При простой разработке сказуемого представленные в нем признаки не пересекаются и итоговые значения получаются путем простого суммирования значений по каждому признаку отдельно, независимо друг от друга. Примером простой разработки сказуемого может служить табл. 3.20.

При сложной разработке сказуемого получается более полная и подробная характеристика объекта. В этом случае оба признака сказуемого (по полу и по возрасту) тесно связаны друг с другом. Можно сначала проанализировать состав Государственной Думы в разрезе фракций

Таблица 3.20.

по возрастным группам, а затем каждую возрастную группу разделить на две подгруппы по полу.
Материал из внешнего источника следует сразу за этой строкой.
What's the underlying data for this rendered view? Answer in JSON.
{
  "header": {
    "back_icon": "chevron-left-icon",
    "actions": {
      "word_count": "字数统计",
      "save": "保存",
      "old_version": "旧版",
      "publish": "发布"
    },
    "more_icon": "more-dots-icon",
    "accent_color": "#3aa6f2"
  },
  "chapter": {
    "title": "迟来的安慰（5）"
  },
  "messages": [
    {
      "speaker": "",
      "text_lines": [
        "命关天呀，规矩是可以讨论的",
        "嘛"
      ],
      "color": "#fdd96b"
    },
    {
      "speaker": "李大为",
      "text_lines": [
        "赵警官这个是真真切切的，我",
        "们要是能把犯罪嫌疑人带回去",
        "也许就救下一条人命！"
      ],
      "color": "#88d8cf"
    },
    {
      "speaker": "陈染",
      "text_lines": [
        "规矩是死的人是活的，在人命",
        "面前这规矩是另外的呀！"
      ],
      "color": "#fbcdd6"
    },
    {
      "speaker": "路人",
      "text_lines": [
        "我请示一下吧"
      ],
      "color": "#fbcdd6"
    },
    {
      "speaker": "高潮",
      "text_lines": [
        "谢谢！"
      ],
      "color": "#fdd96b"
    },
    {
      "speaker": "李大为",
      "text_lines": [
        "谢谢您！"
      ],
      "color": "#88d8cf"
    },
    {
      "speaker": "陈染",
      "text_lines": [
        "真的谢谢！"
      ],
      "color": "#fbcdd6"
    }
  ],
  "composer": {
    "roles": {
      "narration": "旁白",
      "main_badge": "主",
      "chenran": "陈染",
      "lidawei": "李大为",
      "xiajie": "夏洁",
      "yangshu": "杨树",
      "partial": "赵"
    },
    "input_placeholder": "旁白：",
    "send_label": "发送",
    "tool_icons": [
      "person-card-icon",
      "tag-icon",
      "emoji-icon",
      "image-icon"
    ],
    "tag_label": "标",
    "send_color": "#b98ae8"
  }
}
Иными словами, при сложной разработке сказуемого явление или объект могут быть охарактеризованы различной комбинацией признаков, формирующих их.

Во всех случаях исследователь при построении статистических таблиц должен руководствоваться оптимальным соотношением показателей сказуемого.

Основные правила построения и анализ статистических таблиц

Статистические таблицы как средство наглядного и компактного представления цифровой информации должны быть статистически правильно оформлены. Существуют следующие основные приемы, определяющие технику формирования статистических таблиц.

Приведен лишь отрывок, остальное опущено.